The other order is of the US Department of Treasury. Dated October 16, it concerns Dawood Ibrahim, head of a mafia group closely involved with terrorist groups. He was involved in the explosions in Bombay in 1993, along with five others who have been given shelter in Pakistan.
The government of India has been repeatedly asking for their arrest and handing over to India so that they could be tried for terrorism. But the government of Pakistan has all the time been maintaining that they are not on Pakistani territory. This order, which has designated Dawood Ibrahim as a global terrorist, says, he had links with Al Qaeda and with the Taliban and had been helping them by placing his ships at their disposal. Two, it also says he has been living in Karachi and gives his passport number. In spite of that, the Pakistan government has denied that he is in Karachi, denied this passport belongs to him. For these reasons, when Musharraf says he has been taking action against terrorists, we in India find it difficult to believe it.
One last point. We in India are gratified by the fact that justice has at last been done to the families of victims of the Lockerbie tragedy. Your plane was blown up by a Libyan intelligence officer. He planted the explosives.
The US imposed punitive sanctions against Colonel Gaddafi. They held him responsible for allowing his intelligence agencies to blow up the aircraft. Ultimately, justice was done.
There’ve been seven instances of terrorist attacks directed against Indian civil aviation: five instances of hijacking by Sikh terrorists of Punjab; one instance of hijacking by a Wahhabi terrorist organisation of Pakistan, the Harakat ul-Mujahedeen, 1999; one instance in which an Air India plane, Kanishka, was blown up off the Irish coast, resulting in the death of over 200 civilians; and one instance in which an unsuccessful attempt was to blow up another Air India aircraft in Tokyo.

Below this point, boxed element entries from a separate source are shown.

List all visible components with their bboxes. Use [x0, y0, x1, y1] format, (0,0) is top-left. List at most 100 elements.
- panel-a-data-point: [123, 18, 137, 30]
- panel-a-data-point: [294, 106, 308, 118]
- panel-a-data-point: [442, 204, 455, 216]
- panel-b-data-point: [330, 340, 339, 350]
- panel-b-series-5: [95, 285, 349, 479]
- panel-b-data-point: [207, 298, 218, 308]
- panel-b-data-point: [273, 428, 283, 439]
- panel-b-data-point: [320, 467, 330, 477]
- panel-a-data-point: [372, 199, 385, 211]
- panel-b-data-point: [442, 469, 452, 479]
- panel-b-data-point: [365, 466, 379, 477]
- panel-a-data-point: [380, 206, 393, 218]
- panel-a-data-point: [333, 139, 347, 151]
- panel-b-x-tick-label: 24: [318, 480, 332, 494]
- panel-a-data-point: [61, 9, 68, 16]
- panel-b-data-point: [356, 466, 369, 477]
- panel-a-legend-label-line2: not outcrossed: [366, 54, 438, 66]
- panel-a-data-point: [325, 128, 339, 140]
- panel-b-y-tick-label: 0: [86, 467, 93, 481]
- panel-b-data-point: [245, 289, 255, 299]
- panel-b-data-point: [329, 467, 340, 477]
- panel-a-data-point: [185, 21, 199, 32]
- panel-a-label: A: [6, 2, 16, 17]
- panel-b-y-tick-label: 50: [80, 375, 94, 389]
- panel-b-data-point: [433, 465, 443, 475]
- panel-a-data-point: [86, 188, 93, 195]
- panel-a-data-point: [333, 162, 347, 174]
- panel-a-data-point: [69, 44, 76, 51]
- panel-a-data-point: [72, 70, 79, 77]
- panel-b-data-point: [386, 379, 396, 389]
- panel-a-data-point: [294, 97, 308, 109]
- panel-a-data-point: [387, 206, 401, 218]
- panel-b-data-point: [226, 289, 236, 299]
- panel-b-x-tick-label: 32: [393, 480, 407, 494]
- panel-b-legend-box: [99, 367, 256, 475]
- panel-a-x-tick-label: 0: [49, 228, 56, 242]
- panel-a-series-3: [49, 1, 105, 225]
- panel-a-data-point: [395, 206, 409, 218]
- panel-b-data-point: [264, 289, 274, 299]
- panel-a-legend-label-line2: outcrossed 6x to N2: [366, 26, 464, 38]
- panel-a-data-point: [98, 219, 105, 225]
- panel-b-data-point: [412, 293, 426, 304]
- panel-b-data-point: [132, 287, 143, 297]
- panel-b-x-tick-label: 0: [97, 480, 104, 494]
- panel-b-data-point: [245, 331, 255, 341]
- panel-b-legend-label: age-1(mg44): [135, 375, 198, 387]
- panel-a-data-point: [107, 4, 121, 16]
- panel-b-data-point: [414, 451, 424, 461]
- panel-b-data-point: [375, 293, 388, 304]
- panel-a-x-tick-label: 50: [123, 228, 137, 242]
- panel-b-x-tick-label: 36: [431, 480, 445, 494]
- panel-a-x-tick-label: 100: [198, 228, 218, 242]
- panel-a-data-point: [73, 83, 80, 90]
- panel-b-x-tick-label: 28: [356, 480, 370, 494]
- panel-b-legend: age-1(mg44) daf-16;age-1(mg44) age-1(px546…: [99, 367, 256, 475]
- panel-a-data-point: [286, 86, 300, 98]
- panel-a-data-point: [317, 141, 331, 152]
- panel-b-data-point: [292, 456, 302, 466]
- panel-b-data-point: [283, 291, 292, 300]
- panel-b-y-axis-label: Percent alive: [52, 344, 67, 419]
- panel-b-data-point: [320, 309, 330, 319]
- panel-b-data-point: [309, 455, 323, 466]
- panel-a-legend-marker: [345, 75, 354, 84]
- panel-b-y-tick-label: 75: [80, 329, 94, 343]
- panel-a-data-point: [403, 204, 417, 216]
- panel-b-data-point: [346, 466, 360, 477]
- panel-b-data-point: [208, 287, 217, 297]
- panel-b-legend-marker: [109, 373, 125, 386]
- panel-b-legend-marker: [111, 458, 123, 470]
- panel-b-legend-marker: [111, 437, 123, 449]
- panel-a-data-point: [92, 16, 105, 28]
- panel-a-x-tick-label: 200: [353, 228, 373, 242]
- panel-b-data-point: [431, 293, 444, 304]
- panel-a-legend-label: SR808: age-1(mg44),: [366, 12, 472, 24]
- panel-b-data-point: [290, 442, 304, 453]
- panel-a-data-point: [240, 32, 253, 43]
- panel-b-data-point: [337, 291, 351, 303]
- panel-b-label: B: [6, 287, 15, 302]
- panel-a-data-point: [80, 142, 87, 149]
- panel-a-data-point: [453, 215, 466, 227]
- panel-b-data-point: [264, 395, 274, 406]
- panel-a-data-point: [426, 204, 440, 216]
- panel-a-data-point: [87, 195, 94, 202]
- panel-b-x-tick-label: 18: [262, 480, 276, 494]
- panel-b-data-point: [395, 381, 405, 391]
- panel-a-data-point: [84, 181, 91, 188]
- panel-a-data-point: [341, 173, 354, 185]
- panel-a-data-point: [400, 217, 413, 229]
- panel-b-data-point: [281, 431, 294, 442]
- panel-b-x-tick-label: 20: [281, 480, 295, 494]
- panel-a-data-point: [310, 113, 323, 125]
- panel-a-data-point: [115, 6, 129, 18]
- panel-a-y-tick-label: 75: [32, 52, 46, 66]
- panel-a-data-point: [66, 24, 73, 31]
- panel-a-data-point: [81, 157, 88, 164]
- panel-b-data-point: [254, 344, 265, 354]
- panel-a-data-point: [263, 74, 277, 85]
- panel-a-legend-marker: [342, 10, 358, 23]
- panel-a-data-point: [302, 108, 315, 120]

And all these instances took place when the military was in power. There has not been a single attack on civil aviation by terrorist groups from Pakistan when a democratically elected government was in power.
The people involved in the explosions have been given sanctuary in Pakistan. Is it not the responsibility of the international community to see they are brought to trial? Doesn’t it have an obligation to do justice to the families of the victims, just as it was required to do justice to the victims of Lockerbie?